Learning theorists tell us that one of the key reasons we don’t learn from our mistakes is that we don’t or won’t recognize them as such. We attribute good outcomes to our skill and intelligence and blame bad ones on others or on just plain bad luck. This unhealthy mind-set can be tolerated for a season, but it isn’t going to create a strong foundation for a long-term, mutually beneficial relationship. A breakup is inevitable unless both partners compromise and dedicate themselves to making it work. No, I’m not a marriage counselor—I’m talking about troubled power markets.
Failure to launch
Witness the most obvious example. In December 2000, the California ISO issued its first Stage 3 power alert when reserves dropped below 3%. Rolling blackouts began. Regulated utilities teetered on bankruptcy in a power market wrecked by high wholesale prices and retail price caps. Six years after the debacle, ex-Governor Davis is back to practicing law, the state still owes millions to utilities and public power agencies, and Kenneth Lay beat his rap the hard way. Those were expensive lessons that shouldn’t soon be forgotten.
It’s generally agreed that two key causes of the meltdown—besides flawed deregulation legislation and the willingness of those able to exploit its vulnerabilities for a buck—were lagging investment in new power plants and overreliance on imported power (about 22% today). The U.S. Energy Information Administration reports that while California’s power demand increased 11% from 1990 to 1999, net capable generation decreased by 2% over the same period.
The impact on the state was devastating. Developers, which as a group abhor uncertainty, left California in droves, sacrificing dozens of vital projects in the process. Since 1999, the California Energy Commission has approved 54 facilities totaling about 23,000 MW, but only 12,908 MW are on-line today. Netting retirements, mothballed plants, and expired licenses have left a mere 5,500 MW increase in installed generation capacity since 1999. In a recent draft decision, the California Public Utilities Commission found that 3,700 MW of new generation must come on-line by 2009 for the state to have adequate capacity and reserves. Future reserves will be tight, considering the dearth of projects in the queue.

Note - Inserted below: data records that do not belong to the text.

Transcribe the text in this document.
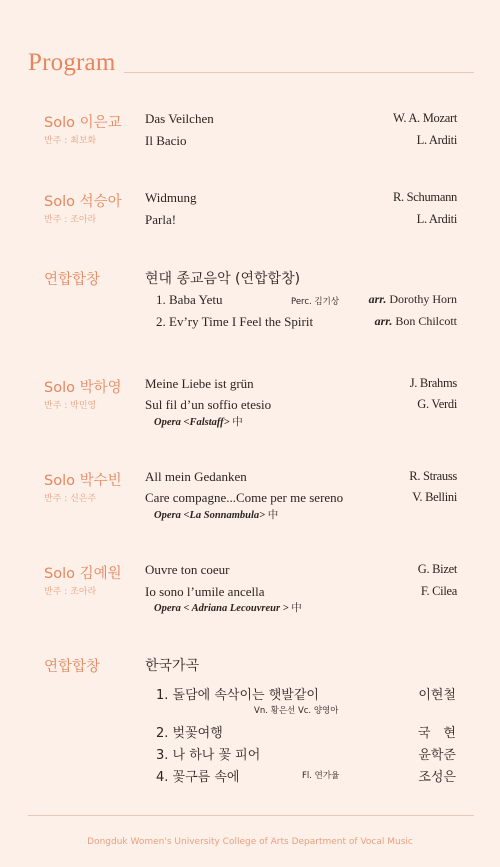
Program
Solo 이은교
반주 : 최보화
Das Veilchen	W. A. Mozart
Il Bacio	L. Arditi
Solo 석승아
반주 : 조아라
Widmung	R. Schumann
Parla!	L. Arditi
연합합창	현대 종교음악 (연합합창)
1. Baba Yetu	Perc. 김기상 arr. Dorothy Horn
2. Ev’ry Time I Feel the Spirit	arr. Bon Chilcott
Solo 박하영
반주 : 박민영
Meine Liebe ist grün	J. Brahms
Sul fil d’un soffio etesio	G. Verdi
Opera <Falstaff> 中
Solo 박수빈
반주 : 신은주
All mein Gedanken	R. Strauss
Care compagne...Come per me sereno	V. Bellini
Opera <La Sonnambula> 中
Solo 김예원
반주 : 조아라
Ouvre ton coeur	G. Bizet
Io sono l’umile ancella	F. Cilea
Opera < Adriana Lecouvreur > 中
연합합창	한국가곡
1. 돌담에 속삭이는 햇발같이	이현철
Vn. 황은선 Vc. 양영아
2. 벚꽃여행	국　현
3. 나 하나 꽃 피어	윤학준
4. 꽃구름 속에	Fl. 연가율	조성은
Dongduk Women's University College of Arts Department of Vocal Music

Would you expect developers to invest in a region with an antidevelopment NIMBY (not in my backyard) mentality, a dependency on imported natural gas and oil for over 60% of its fuel mix, and a history of overregulation? In the words of Yogi Berra, "It’s déjà vu all over again." But this time it’s not California but the six New England states that constitute the ISO New England (ISO NE).
This April, ISO NE predicted that peak demand on its system would reach 27,025 MW on at least one day this summer. The current record of 26,885 MW was set last July 27. Stephen G. Whiteley, ISO NE’s senior vice president and COO, has noted that, "While demand for electricity continues to grow across New England, construction of new generating resources has stagnated. Without new investment in power infrastructure and greater energy efficiency and conservation, New England could soon be consuming more electricity than it can produce or buy from its neighbors." ISO NE projects that summer peak demand will grow to 32,000 MW in two years. Sound familiar?
Federal Energy Regulatory Commission Chairman Joseph Kelliher demonstrated that he also clearly understands the imminent disaster facing New Englanders—as well how to avoid future blame-shifting—when he put them on notice last fall that the problem must be fixed immediately. "The collapse of generation additions and the threat that poses to reliability and just and reasonable wholesale power prices in New England cannot be ignored. I do not want to see the California crisis visited upon New England, and I do not want to see the commission criticized for not acting to assure reliability."
Residents of New England are on notice, much as Californians were in 1999, that the clock is ticking. Procrastination on building new capacity will result in fewer, more expensive, and more painful solutions. Wholesale markets collapsed post-Enron when independent generators with scores of assets went bankrupt; some threatened to shut down their older, less-economic plants, and others stopped building new plants altogether. ISO NE reliability-must-run contracts were an interim solution but, now totaling over 6,000 MW, they cost ratepayers around $700 million/year.
Naysayers blame New England’s competitive markets for the looming crisis. But Gordon van Welie, president and CEO of ISO New England, says the markets are merely revealing the structural cracks in their underlying fundamentals. Combine antidevelopment sentiments, environmentalists’ opposition to any power plant development, an unstable regulatory environment, plus retail and wholesale price caps, and you have all the ingredients for a California-size implosion.
Tracking the location of new plants is a key indicator of a region’s economic future. As a region, New England has 26% of its power needs met by nuclear power. But not one of the 14 or so announced next-generation nuclear projects is in New England, where no major generating project of any type is in the queue. One developer, finding it hard to overcome NIMBY opposition to a small 30-MW wind project, astutely observed that the region has gone beyond NIMBY to BANANA—build absolutely nothing anywhere near anyone. That’s not a healthy attitude.